È bene fare subito una precisazione. Il movimento fariseo del tempo di Gesù era un fenomeno complesso e articolato, e sarebbe ingiusto identificarlo in blocco con la descrizione che sembra emergere dai Vangeli. Morti farisei non meritavano gli aspri rimproveri che Gesù rivolgeva ad alcuni di loro. I Vangeli hanno poi semplificato la figura del fariseo e ne hanno persino esasperato alcuni tratti negativi. Si può dire, forse un po’ esagerando, che gli evangelisti abbiano trasformato il fariseo in un simbolo, in cui sono venute ad assommarsi le molte e svariate storture in cui la vita religiosa di ogni tempo, anche quella cristiana, può cadere.
Che i Vangeli abbiano compiuta questa operazione non deve sorprendere: il loro scopo è infatti di far sì che il lettore colga nel fariseo un personaggio attuale, che gli assomiglia. Il fariseismo è anche dentro di noi.
Il fariseo della parabola osserva scrupolosamente le pratiche della sua religione e ha molto spirito di sacrificio. Non si accontenta dello stretto necessario, ma fa di più. Non digiuna soltanto un giorno alla settimana, come prescrive la legge, ma due. Il suo torto non sta nell’ipocrisia: quanto egli dice è la verità. La sua osservanza della Legge è attenta e scrupolosa.
Il suo torto sta nel porre fiducia nella propria giustizia. Si ritiene in credito presso Dio: non attende la sua misericordia, non attende la salvezza come un dono, ma piuttosto come un premio dovuto per il dovere compiuto. Dice: "O Dio, ti ringrazio..." (Lc 18,11). Fa dunque risalire a Dio, in qualche modo, la propria giustizia. Ma la consapevolezza di un’originaria dipendenza da Dio si perde lungo la strada: non è per lui l’asse attorno a cui ruotano tutti i suoi sentimenti; non è da lì che egli deriva la ragione della sua preghiera né i criteri per giudicare il suo prossimo. Tanto è vero che egli – a parte quel "ti ringrazio" detto all’inizio – non guarda a Dio, non si confronta con lui, non attende nulla da lui, né gli chiede nulla. Si concentra su di sé e si confronta con gli altri, giudicandoli duramente. In questo suo atteggiamento non c’è preghiera autentica. Non chiede nulla; e Dio non gli dà nulla.
Raccontando la parabola, Gesù ricorda al fariseo, e a noi, che l’unico modo corretto di porsi di fronte a Dio, nella preghiera come nella vita, è sentirsi costantemente peccatori e bisognosi del suo perdono.
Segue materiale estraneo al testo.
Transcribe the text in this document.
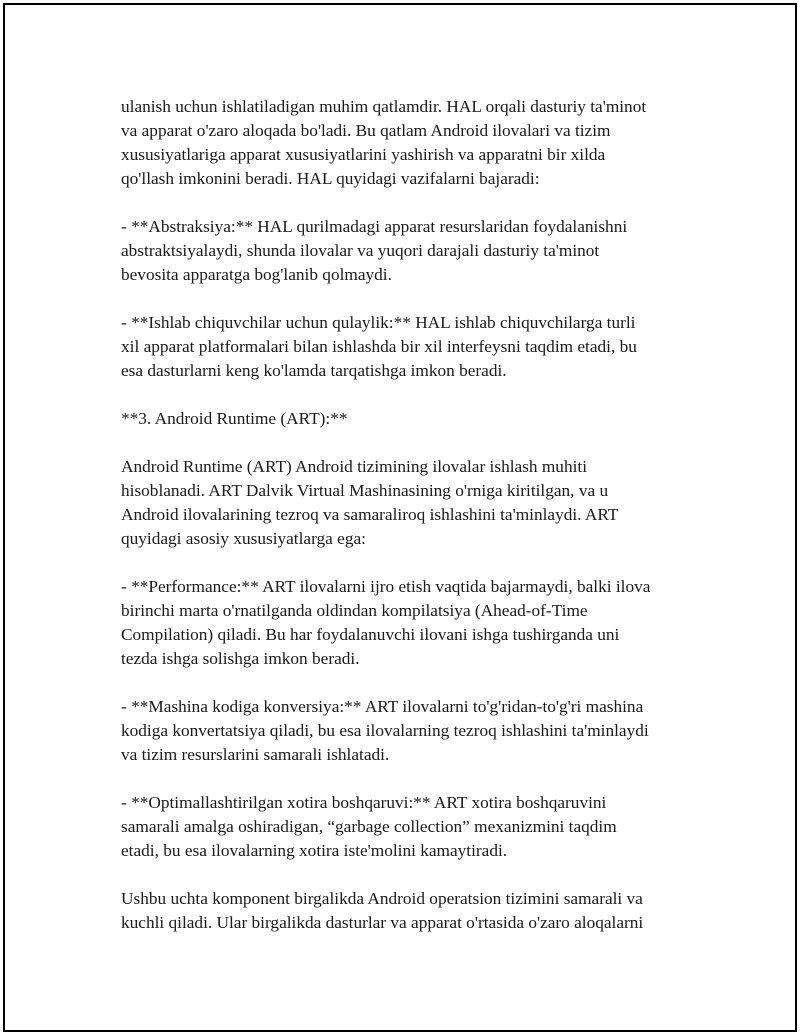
ulanish uchun ishlatiladigan muhim qatlamdir. HAL orqali dasturiy ta'minot
va apparat o'zaro aloqada bo'ladi. Bu qatlam Android ilovalari va tizim
xususiyatlariga apparat xususiyatlarini yashirish va apparatni bir xilda
qo'llash imkonini beradi. HAL quyidagi vazifalarni bajaradi:
- **Abstraksiya:** HAL qurilmadagi apparat resurslaridan foydalanishni
abstraktsiyalaydi, shunda ilovalar va yuqori darajali dasturiy ta'minot
bevosita apparatga bog'lanib qolmaydi.
- **Ishlab chiquvchilar uchun qulaylik:** HAL ishlab chiquvchilarga turli
xil apparat platformalari bilan ishlashda bir xil interfeysni taqdim etadi, bu
esa dasturlarni keng ko'lamda tarqatishga imkon beradi.
**3. Android Runtime (ART):**
Android Runtime (ART) Android tizimining ilovalar ishlash muhiti
hisoblanadi. ART Dalvik Virtual Mashinasining o'rniga kiritilgan, va u
Android ilovalarining tezroq va samaraliroq ishlashini ta'minlaydi. ART
quyidagi asosiy xususiyatlarga ega:
- **Performance:** ART ilovalarni ijro etish vaqtida bajarmaydi, balki ilova
birinchi marta o'rnatilganda oldindan kompilatsiya (Ahead-of-Time
Compilation) qiladi. Bu har foydalanuvchi ilovani ishga tushirganda uni
tezda ishga solishga imkon beradi.
- **Mashina kodiga konversiya:** ART ilovalarni to'g'ridan-to'g'ri mashina
kodiga konvertatsiya qiladi, bu esa ilovalarning tezroq ishlashini ta'minlaydi
va tizim resurslarini samarali ishlatadi.
- **Optimallashtirilgan xotira boshqaruvi:** ART xotira boshqaruvini
samarali amalga oshiradigan, “garbage collection” mexanizmini taqdim
etadi, bu esa ilovalarning xotira iste'molini kamaytiradi.
Ushbu uchta komponent birgalikda Android operatsion tizimini samarali va
kuchli qiladi. Ular birgalikda dasturlar va apparat o'rtasida o'zaro aloqalarni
La salvezza è dono, non conquista. Le opere buone si debbono fare, ma non è il caso di vantarle, né di fronte a Dio né di fronte agli uomini. Il fariseo che attribuisce a se stesso la propria giustizia e ne fa la pietra di misura per valutare e giudicare gli altri rappresenta, in un certo senso, la faccia "religiosa" di un modo di pensare anche oggi diffuso, secondo cui l’uomo è ciò che fa, l’uomo è ciò che ha. Gesù invece non guarda l’uomo per ciò che ha o per ciò che fa, ma per come è amato da Dio.